A worker with consistently high earnings over many years will have a higher AIME and a higher PIA. A worker with gaps in employment, part-time work history, or lower-wage jobs will have a lower AIME — and therefore a lower monthly SSDI benefit.

The SSA publishes average SSDI benefit figures annually. In recent years, the average has been roughly $1,300–$1,600 per month — but individual amounts vary widely based on personal earnings records.
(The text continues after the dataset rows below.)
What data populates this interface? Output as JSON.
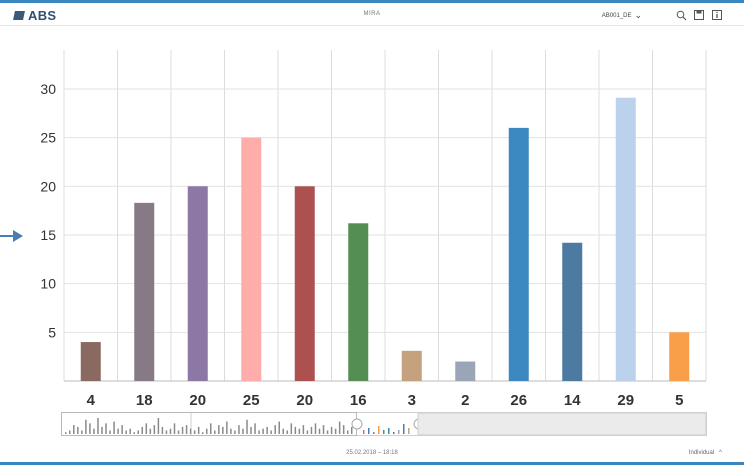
{
  "header": {
    "brand": "ABS",
    "title": "MIRA",
    "user": "AB001_DE",
    "user_caret": "⌄"
  },
  "icons": {
    "brand": "logo-mark",
    "search": "zoom-icon",
    "save": "save-icon",
    "info": "info-icon",
    "pointer": "arrow-right-icon"
  },
  "chart_data": {
    "type": "bar",
    "categories": [
      "4",
      "18",
      "20",
      "25",
      "20",
      "16",
      "3",
      "2",
      "26",
      "14",
      "29",
      "5"
    ],
    "values": [
      4,
      18.3,
      20,
      25,
      20,
      16.2,
      3.1,
      2,
      26,
      14.2,
      29.1,
      5
    ],
    "colors": [
      "#8a6a60",
      "#857a86",
      "#8c77a5",
      "#ffadab",
      "#ad5050",
      "#548e52",
      "#c6a17d",
      "#9aa6b8",
      "#3b89c0",
      "#4c7aa0",
      "#bcd2ec",
      "#f99e49"
    ],
    "yticks": [
      5,
      10,
      15,
      20,
      25,
      30
    ],
    "ylim": [
      0,
      34
    ],
    "grid": true
  },
  "navigator": {
    "series": [
      1,
      2,
      5,
      4,
      2,
      8,
      6,
      3,
      9,
      4,
      6,
      2,
      7,
      3,
      5,
      2,
      3,
      1,
      2,
      4,
      6,
      3,
      5,
      9,
      4,
      2,
      3,
      6,
      2,
      4,
      5,
      3,
      2,
      4,
      1,
      3,
      6,
      2,
      5,
      4,
      7,
      3,
      2,
      5,
      3,
      8,
      4,
      6,
      2,
      3,
      4,
      2,
      5,
      7,
      3,
      2,
      6,
      4,
      3,
      5,
      2,
      4,
      6,
      3,
      5,
      2,
      4,
      3,
      7,
      5,
      2,
      4
    ],
    "extra": [
      2,
      3,
      1,
      4,
      2,
      3,
      1,
      2,
      5,
      3
    ]
  },
  "footer": {
    "timestamp": "25.02.2018 – 18:18",
    "mode": "Individual",
    "mode_caret": "^"
  }
}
These averages are not guarantees or estimates for any specific person.

Factors That Change the Final Number

Even after the base calculation, several variables can shift what someone actually receives:

  • Workers' compensation or other public disability benefits can trigger an offset, reducing your SSDI payment so the combined total doesn't exceed 80% of your pre-disability earnings
  • Cost-of-Living Adjustments (COLAs) are applied to SSDI annually and affect your benefit going forward
  • Family benefits — spouses and dependent children may receive auxiliary payments based on your SSDI record, up to a family maximum
  • Medicare begins 24 months after your SSDI entitlement date, not your application date — this doesn't change your cash benefit but affects your overall financial picture
  • SDI and SSDI interaction — if you receive both simultaneously, SDI may be reduced or offset depending on timing and amount

The Variables That Make Every Calculation Different

No two claimants produce the same number because the inputs are personal:

  • Your specific quarterly wages during your SDI base period
  • Your 35-year earnings history for SSDI purposes
  • Whether you have gaps, low-wage years, or unreported income in your record
  • Whether you receive other disability payments that trigger offsets
  • The year you file, since benefit tables and bend points adjust annually
  • Your onset date, which affects both your SSDI entitlement month and any back pay calculation

The formulas for both programs are publicly available and consistent. What's unpredictable isn't the formula — it's what your specific earnings record and circumstances produce when you run the numbers.